A graduate student has sued five men, including child actor-turned-firefighter Michael Anthony Vitar, who starred in “Sandlot” and the “Mighty Ducks,” over a Halloween 2015 attack that left him with permanent brain damage.
A video of the incident shows victim Samuel Chang, then 23, struggling with the men as he was being held in a choke hold with his hands chained behind his back. Chang can be heard struggling to breathe before going silent when his heart stops beating. He appears lifeless as Vitar and co-defendant Eric Carpenter roll him onto his back and begin chest compressions.
Several seconds later Chang starts breathing again as one of the men says, “There you go, keep breathing!” Carpenter would later tell paramedics that Chang was pulseless, not breathing and had dilated pupils. Chang was hospitalized for two weeks suffering from traumatic brain injury and kidney failure, according to a press release.
The lawsuit filed in Los Angeles Superior Court alleges assault, battery and false imprisonment against Vitar and four of his friends, including Carpenter. Both Vitar and Carpenter work for the Los Angeles Fire Department.
“Samuel was doing something millions of people do every year – [handing] out candy to children on Halloween. But the defendants chased him down the street and beat him until he was actually dead,” said Chang’s attorney, David Ring, in a statement. “It’s a miracle I didn't file a wrongful death case today. This is one of the most horrific events I have seen in my long career representing victims.”
Vitar and two others were charged with felony assault in December 2016, but were all allowed to plead guilty to misdemeanor charges and did not spend any time in jail, according to Ring’s office. The other defendants were not charged. Vitar and Carpenter were suspended for six months by Los Angeles Fire Department and returned to work last month.
The events unfolded when Chang decided to hand out Halloween candy at his grandmother’s house – a neighborhood where he grew up -- in the Los Angeles suburb of Chatsworth. After a while, Chang decided to walk around the neighborhood to pass out more candy and take photos, the lawsuit said.
Chang walked by a house where the defendants were attending a party.
The men, wearing costumes, approached Chang and demanded to know what he was doing in the neighborhood. Chang started to videotape the defendants as they became increasingly hostile, following him down the street accusing him of passing out drug-laced candy and carrying a weapon.
“I don't know what's in your pocket? Do you have a weapon? What's under your hat? Have a weapon?” Carpenter can be heard saying. “I don’t need free candy, I pay for my candy.”
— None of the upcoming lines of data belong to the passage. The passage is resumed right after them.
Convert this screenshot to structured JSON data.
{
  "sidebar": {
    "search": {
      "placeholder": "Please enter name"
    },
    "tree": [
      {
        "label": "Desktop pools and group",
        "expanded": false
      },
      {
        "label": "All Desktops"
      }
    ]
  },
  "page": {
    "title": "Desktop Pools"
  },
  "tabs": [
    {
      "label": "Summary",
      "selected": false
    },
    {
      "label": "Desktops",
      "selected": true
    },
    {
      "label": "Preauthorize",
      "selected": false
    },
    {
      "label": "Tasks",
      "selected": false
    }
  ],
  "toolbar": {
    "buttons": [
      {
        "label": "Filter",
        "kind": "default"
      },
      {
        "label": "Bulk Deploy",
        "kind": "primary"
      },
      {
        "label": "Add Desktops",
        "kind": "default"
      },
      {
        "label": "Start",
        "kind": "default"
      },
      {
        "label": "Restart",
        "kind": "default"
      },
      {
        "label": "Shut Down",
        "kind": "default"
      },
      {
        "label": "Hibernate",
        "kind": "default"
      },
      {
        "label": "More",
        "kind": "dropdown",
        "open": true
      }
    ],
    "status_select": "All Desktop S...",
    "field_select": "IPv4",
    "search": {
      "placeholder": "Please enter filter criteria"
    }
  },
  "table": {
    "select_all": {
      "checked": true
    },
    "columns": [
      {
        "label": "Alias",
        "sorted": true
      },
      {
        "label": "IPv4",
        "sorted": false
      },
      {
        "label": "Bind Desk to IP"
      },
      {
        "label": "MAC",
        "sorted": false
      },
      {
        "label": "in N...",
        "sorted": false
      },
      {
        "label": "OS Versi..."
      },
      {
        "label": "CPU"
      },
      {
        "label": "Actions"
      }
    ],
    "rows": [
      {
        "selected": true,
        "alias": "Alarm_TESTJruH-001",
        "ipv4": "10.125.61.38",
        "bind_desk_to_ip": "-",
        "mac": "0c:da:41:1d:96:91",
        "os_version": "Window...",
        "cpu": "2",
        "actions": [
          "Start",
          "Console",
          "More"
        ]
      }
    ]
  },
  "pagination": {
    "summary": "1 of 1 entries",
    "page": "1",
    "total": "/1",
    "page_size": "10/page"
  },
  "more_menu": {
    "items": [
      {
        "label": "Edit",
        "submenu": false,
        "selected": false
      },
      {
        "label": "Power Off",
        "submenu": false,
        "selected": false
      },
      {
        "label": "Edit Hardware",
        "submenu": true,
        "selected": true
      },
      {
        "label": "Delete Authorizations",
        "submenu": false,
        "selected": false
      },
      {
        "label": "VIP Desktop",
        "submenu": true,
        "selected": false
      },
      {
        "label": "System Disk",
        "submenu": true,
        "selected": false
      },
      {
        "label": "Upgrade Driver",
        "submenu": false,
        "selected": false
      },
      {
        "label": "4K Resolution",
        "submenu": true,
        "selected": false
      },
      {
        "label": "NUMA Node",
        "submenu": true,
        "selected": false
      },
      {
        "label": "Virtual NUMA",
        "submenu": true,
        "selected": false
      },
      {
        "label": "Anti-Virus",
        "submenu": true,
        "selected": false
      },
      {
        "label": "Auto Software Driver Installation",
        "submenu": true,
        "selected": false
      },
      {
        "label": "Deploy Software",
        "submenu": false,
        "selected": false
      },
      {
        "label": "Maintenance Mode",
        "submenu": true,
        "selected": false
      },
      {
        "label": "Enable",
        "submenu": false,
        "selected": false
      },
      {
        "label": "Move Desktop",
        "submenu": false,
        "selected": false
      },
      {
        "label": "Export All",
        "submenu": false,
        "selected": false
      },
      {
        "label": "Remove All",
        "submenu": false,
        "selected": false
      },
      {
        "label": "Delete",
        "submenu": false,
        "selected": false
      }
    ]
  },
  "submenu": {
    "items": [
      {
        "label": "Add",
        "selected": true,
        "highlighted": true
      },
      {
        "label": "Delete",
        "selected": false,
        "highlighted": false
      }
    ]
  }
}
Chang repeatedly asked the group to stop following him, but the group chased him and Chang yelled out for help from neighbors as he was tackled and his camera went dark. At this point, a third-party began taping the incident as Carpenter held him in a chokehold while the others tied his hands behind his back with a chain and sat on him, the video shows.
They continued to interrogate him as Vitar, along with another man, called 911, saying they were restraining a person who was combative and passing out drug-laced candy, the video shows.
“There’s weapons, tell them there’s weapons,” the third-party filming the incident chimed in.
The video ended with paramedics arriving and giving Chang oxygen before placing him on a gurney and into an ambulance.
Police later tested Chang’s candy and found no evidence of drugs and Chang was not under the influence of alcohol or drugs, Ring said.
The events left Chang with cognitive problems, debilitating headaches and recurring nightmares. Before the assault, he had graduated from college with honors and was interning at a physical rehabilitation facility. It is now a struggle for Chang to continue in his graduate work to be a physical therapist, Ring’s office said.
Vitar, who is married and has three children, started acting when he was 12 after a casting agent spotted him at a school carnival, his IMDB profile states. During the 1990s he appeared in “Sandlot,” “D2: The Mighty Ducks,” and “D3: The Mighty Ducks.” His last acting job was “Chicago Hope” in 1997 before becoming a firefighter in 2002.